Enfin, une masse émail de même luminosité que celle utilisée en palatin est placée du côté vestibulaire (Fig. 5). Puis, l’ensemble est poli à l’aide de disques si la surface est lisse ou à l’aide de pâtes diamantées après avoir réalisé une micro et macro géographie de surface (Fig. 6 et 7).

Cas clinique n°2 : fluorose (Fig. 8 et 9)

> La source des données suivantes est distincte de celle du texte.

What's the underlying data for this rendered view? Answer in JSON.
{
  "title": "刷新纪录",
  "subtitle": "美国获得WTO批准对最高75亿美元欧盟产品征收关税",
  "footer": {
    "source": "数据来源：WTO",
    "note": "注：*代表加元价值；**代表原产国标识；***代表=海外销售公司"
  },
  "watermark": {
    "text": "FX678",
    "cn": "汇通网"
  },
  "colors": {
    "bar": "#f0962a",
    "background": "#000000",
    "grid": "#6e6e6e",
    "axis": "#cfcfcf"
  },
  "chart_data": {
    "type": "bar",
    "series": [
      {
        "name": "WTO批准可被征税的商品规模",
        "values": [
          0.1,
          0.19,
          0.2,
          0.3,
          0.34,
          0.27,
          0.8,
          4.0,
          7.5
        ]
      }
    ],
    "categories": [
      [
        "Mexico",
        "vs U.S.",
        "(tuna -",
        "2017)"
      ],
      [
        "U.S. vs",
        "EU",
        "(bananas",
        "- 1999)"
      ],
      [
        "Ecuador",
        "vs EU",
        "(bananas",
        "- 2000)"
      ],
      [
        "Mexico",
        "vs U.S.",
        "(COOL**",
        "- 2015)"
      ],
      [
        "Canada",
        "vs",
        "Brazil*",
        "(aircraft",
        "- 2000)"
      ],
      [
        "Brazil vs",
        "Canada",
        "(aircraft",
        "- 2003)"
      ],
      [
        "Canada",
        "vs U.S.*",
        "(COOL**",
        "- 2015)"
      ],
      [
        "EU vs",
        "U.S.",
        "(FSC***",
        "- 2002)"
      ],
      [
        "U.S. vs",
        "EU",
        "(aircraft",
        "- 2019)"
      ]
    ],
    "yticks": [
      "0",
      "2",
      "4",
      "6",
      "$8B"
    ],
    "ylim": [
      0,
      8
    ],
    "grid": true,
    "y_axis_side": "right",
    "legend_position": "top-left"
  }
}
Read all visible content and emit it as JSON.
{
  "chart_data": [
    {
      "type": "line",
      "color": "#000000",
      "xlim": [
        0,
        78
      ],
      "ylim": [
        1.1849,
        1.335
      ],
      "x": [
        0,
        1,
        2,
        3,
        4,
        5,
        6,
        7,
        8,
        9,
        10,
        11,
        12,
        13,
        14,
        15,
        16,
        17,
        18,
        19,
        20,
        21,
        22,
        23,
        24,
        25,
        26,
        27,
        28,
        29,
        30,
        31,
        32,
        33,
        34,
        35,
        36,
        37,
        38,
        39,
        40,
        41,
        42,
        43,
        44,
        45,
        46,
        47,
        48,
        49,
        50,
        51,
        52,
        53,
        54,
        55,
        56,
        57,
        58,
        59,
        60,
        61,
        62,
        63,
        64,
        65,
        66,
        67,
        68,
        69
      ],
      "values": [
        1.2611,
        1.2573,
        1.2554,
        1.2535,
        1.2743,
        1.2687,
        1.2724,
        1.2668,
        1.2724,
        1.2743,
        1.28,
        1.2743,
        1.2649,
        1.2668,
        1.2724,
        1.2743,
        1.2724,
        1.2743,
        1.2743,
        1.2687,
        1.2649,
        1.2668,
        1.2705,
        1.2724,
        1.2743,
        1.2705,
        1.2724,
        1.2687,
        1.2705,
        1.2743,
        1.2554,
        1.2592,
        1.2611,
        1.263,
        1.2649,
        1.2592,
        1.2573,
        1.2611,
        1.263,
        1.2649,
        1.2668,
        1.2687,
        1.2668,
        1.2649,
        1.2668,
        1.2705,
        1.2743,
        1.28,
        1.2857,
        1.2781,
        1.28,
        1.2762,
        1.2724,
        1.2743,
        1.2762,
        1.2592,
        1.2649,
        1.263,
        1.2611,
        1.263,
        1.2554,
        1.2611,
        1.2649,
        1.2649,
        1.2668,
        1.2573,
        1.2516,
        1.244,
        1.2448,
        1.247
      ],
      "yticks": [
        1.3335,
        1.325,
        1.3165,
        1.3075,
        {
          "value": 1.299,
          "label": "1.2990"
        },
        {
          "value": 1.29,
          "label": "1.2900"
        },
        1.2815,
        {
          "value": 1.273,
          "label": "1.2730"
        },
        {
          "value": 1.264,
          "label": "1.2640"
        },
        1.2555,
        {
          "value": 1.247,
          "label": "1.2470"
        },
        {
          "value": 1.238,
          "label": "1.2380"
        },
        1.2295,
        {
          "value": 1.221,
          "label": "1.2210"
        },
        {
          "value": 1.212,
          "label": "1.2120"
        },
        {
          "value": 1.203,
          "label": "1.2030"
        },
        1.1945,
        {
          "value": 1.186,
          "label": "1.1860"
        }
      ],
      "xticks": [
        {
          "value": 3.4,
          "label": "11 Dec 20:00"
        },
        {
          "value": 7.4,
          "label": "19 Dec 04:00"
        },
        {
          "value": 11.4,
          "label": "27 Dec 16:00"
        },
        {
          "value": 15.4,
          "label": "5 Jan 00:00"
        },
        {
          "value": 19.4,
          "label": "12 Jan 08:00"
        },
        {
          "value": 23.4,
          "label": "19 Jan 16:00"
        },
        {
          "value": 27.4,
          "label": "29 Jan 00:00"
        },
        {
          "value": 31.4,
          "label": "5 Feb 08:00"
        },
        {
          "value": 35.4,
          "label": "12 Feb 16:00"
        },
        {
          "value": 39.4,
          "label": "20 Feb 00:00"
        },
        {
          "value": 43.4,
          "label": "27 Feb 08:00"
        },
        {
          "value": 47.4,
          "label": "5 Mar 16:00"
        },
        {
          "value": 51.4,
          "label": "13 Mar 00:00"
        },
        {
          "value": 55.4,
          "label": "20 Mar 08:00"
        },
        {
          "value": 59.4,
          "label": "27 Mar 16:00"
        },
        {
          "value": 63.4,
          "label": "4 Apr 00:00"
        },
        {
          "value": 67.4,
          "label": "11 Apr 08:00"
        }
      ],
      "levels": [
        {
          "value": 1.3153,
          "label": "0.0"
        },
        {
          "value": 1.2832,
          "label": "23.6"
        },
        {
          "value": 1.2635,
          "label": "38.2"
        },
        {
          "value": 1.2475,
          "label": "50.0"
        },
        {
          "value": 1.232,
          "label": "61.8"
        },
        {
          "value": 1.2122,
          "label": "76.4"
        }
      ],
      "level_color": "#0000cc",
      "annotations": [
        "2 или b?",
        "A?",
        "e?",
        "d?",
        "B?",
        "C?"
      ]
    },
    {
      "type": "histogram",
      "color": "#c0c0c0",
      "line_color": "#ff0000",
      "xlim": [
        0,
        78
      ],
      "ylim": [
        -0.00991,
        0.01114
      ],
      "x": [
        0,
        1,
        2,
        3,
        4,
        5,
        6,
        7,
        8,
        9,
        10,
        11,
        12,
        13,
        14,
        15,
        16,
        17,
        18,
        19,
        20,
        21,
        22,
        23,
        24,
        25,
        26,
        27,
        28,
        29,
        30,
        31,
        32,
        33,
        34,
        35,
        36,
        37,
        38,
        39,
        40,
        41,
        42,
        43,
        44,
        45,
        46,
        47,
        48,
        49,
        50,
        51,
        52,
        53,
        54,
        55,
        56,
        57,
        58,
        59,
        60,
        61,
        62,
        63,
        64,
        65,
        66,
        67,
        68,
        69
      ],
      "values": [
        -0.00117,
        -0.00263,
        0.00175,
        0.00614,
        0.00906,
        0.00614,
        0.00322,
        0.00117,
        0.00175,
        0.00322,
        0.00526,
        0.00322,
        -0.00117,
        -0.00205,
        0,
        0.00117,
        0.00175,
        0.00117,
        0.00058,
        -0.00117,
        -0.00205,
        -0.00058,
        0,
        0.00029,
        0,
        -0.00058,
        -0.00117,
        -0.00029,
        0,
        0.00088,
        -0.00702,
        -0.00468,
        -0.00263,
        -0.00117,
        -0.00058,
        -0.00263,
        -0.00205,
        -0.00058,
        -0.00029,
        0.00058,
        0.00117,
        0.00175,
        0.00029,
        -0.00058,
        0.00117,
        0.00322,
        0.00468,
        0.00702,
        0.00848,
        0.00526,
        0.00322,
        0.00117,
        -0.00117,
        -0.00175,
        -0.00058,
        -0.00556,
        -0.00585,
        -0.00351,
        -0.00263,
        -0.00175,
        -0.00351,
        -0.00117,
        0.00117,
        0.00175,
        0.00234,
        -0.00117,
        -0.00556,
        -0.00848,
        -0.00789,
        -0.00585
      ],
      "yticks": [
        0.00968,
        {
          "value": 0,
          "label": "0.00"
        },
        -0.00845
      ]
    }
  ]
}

réussite-esthétique-d’un-sourire

Fig. 8 et 9 : Fracture d’angle de 11 et 21. Notez la présence de fluorose au niveau du bord libre et des faces proximales Fig. 10 : Montage du mur palatin avec la masse émail de luminosité moyenne UE2 (Enamel plus HRi). Fig. 11 : Mise en place d’une masse dentine et d’un liseré de masse très opaque blanchâtre (Intensive Milky, IM, Enamel HFO). Fig. 12 : Mise en place en vestibulaire de la même masse émail utilisée côté palatin. Fig. 13 et 14 : Résultat immédiat après dépose de la digue.

L’harmonie est un des éléments essentiels de la réussite esthétique d’un sourire. Dans le cas d’une fluorose légère :

  • soit des tentatives d’éclaircissements ou/et de micro abrasions sont réalisées afin que les taches blanchâtres de fluorose disparaissent,
  • soit le liseré de fluorose au niveau du bord libre est reproduit afin de ne pas rompre l’harmonie du sourire.

Dans ce cas clinique, le choix s’est porté sur la reproduction de ce liseré blanchâtre de fluorose (Fig. 8 et 9). Pour ce faire, les étapes décrites dans le cas clinique précédent sont identiques (Fig. 10), mise à part le fait qu’après la mise en place de la masse dentine, il faut rajouter un composite blanc opaque au niveau du bord libre (Intensive Milky, IM, Enamel HFO, Micerium®) (Fig. 11), puis l’ensemble est recouvert de masse émail (Fig. 12) et poli (Fig. 13 et 14).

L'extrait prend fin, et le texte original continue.